Did I solve something? No. I made thing worse, less readable and longer. So let's make it slightly better.

  dayCounter = 0
  daysInWeek = 7
  nWeeks= 0
  nDays = 0
  nYears = 0
  while(nDays < 1000){
    dayCounter = dayCounter + 1
    if (dayCounter == daysInWeek){
      dayCounter = 0
      nWeeks = nWeeks + 1
    }
    nDays = nDays + 1
    if (dayCounter == 365){
      nYears = nYears + 1
    }
  }
  print(nWeeks)
  print(nDays)

Suddenly we don't need comments and also the bug is immediatelly clear.

if (dayCounter == 365){
  nYears = nYears + 1
}

Should be

if (nDays == 365){
  nYears = nYears + 1
}

But we can make things even better. Days in week is a constant, so we mark it as such. Also, days in week are variable but days in year are not. That is inconsistent. So following is more clear

DAYS_IN_WEEK = 7
DAYS_IN_YEAR = 365

Rewrite one line if for shorter code (if the language allows it)

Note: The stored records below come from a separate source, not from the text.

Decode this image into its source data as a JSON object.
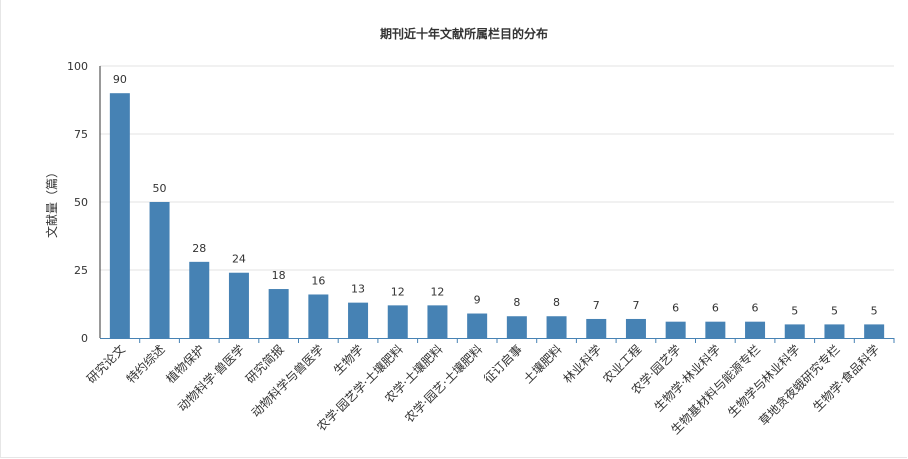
{
  "chart_data": {
    "type": "bar",
    "title": "期刊近十年文献所属栏目的分布",
    "xlabel": "",
    "ylabel": "文献量（篇）",
    "ylim": [
      0,
      100
    ],
    "yticks": [
      0,
      25,
      50,
      75,
      100
    ],
    "grid": true,
    "bar_color": "#4682b4",
    "categories": [
      "研究论文",
      "特约综述",
      "植物保护",
      "动物科学·兽医学",
      "研究简报",
      "动物科学与兽医学",
      "生物学",
      "农学·园艺学·土壤肥料",
      "农学·土壤肥料",
      "农学·园艺·土壤肥料",
      "征订启事",
      "土壤肥料",
      "林业科学",
      "农业工程",
      "农学·园艺学",
      "生物学·林业科学",
      "生物基材料与能源专栏",
      "生物学与林业科学",
      "草地贪夜蛾研究专栏",
      "生物学·食品科学"
    ],
    "values": [
      90,
      50,
      28,
      24,
      18,
      16,
      13,
      12,
      12,
      9,
      8,
      8,
      7,
      7,
      6,
      6,
      6,
      5,
      5,
      5
    ]
  }
}
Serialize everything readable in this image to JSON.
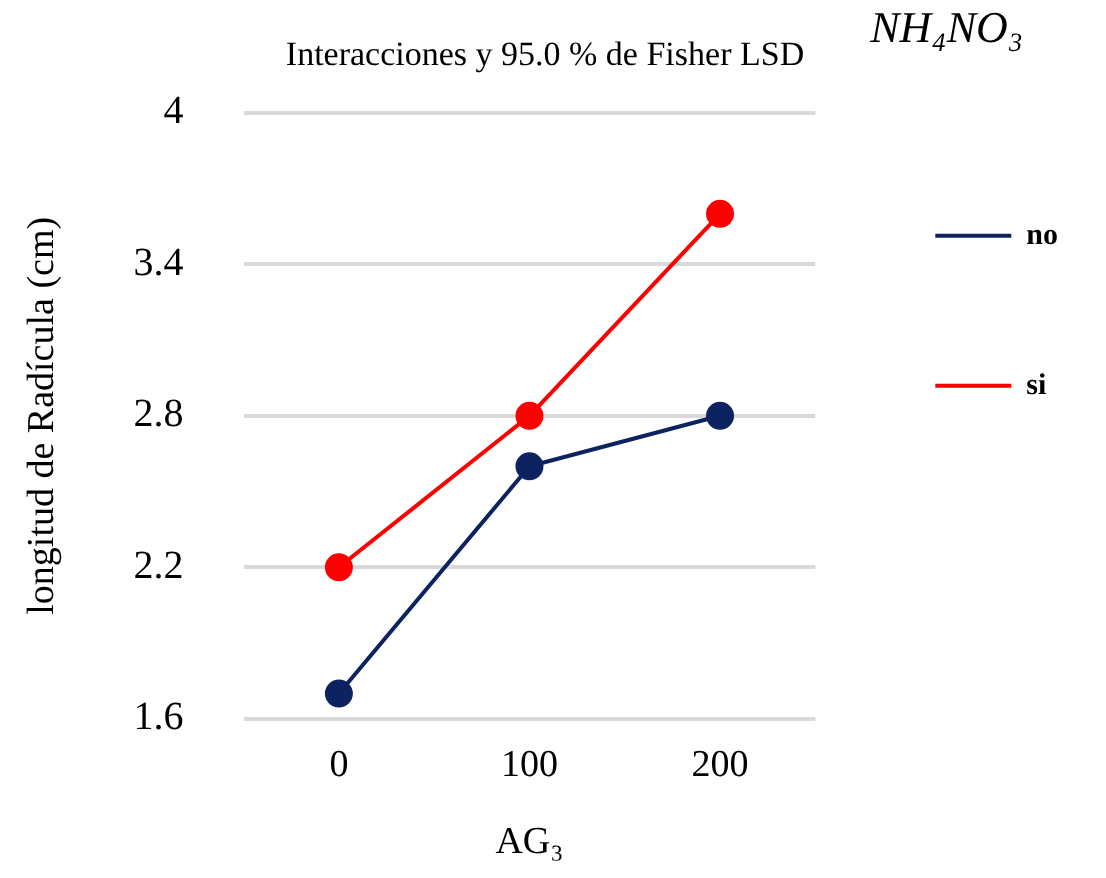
{
  "chart_data": {
    "type": "line",
    "title": "Interacciones y 95.0 % de Fisher LSD",
    "xlabel": "AG₃",
    "ylabel": "longitud de Radícula (cm)",
    "legend_title": "NH₄NO₃",
    "categories": [
      "0",
      "100",
      "200"
    ],
    "series": [
      {
        "name": "no",
        "color": "#0d2260",
        "values": [
          1.7,
          2.6,
          2.8
        ]
      },
      {
        "name": "si",
        "color": "#ff0000",
        "values": [
          2.2,
          2.8,
          3.6
        ]
      }
    ],
    "ylim": [
      1.6,
      4
    ],
    "yticks": [
      1.6,
      2.2,
      2.8,
      3.4,
      4
    ],
    "grid": "y",
    "legend": "right",
    "marker": "circle",
    "line_style": "solid"
  }
}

if (dayCounter == 365) nYears = nYears + 1

And most importantly, put everything that does one thing into a function. Now the problem with R is that id doesn't allow two outputs from function, so we need to be smart about it. One option is to write two functions.

function = WeeksInDays(nDays){
  DAYS_IN_WEEK = 7
  dayCounter = 0
  nWeeks = 0
  for(i in 1:nDays){
    dayCounter = dayCounter + 1
    if (dayCounter == DAYS_IN_WEEK){
      dayCounter = 0
      nWeeks = nWeeks + 1
    }
  }
  return(nWeeks);
}
function = YearsInDays(nDays){
  DAYS_IN_YEAR = 365
  dayCounter = 0
  nYears = 0
  for(i in 1:nDays){
    dayCounter = dayCounter + 1
    if (dayCounter == DAYS_IN_YEAR){
      dayCounter = 0
      nYears = nYears + 1
    }
  }
  return(nYears);
}
print(WeeksInDays(1000))
print(YearsInDays(1000))

Now that looks better but actually, for loop is crap to do such thing. Always try to thing if there is simple sollution that uses less lines of code. Formely it was paramount to write economic code, but now readibility is preffered. So what about modulo?

function = WeeksInDays(nDays){
  DAYS_IN_WEEK = 7
  remainderDays = nDays %% DAYS_IN_WEEK
  nWeeks = (ndays - remainderDays) / DAYS_IN_WEEK
  return(nWeeks);
}
function = YearsInDays(nDays){
  DAYS_IN_YEAR = 365
  remainderDays = nDays %% DAYS_IN_YEAR
  nYears = (ndays - remainderDays) / DAYS_IN_YEAR
  return(nYears);
}
print(WeeksInDays(1000))
print(YearsInDays(1000))

And as a last touch, we see there is duplicit code, so let's deal with it right now.

function = DivideWithoutRemainder(num1, num2){
  remainder = num1 %% num2
  return((num1 - remainder) / num2)
}
function = WeeksInDays(nDays){
  nWeeks = DivideWithoutRemainder(nDays, 7)
  return(nWeeks);
}
function = YearsInDays(nDays){
  nYears = DivideWithoutRemainder(nDays, 365)
  return(nYears);
}
print(WeeksInDays(1000))
print(YearsInDays(1000))

This created legible structured code that is easy to maintain as well as understand. Didn't we go quite a trip from the horrific start?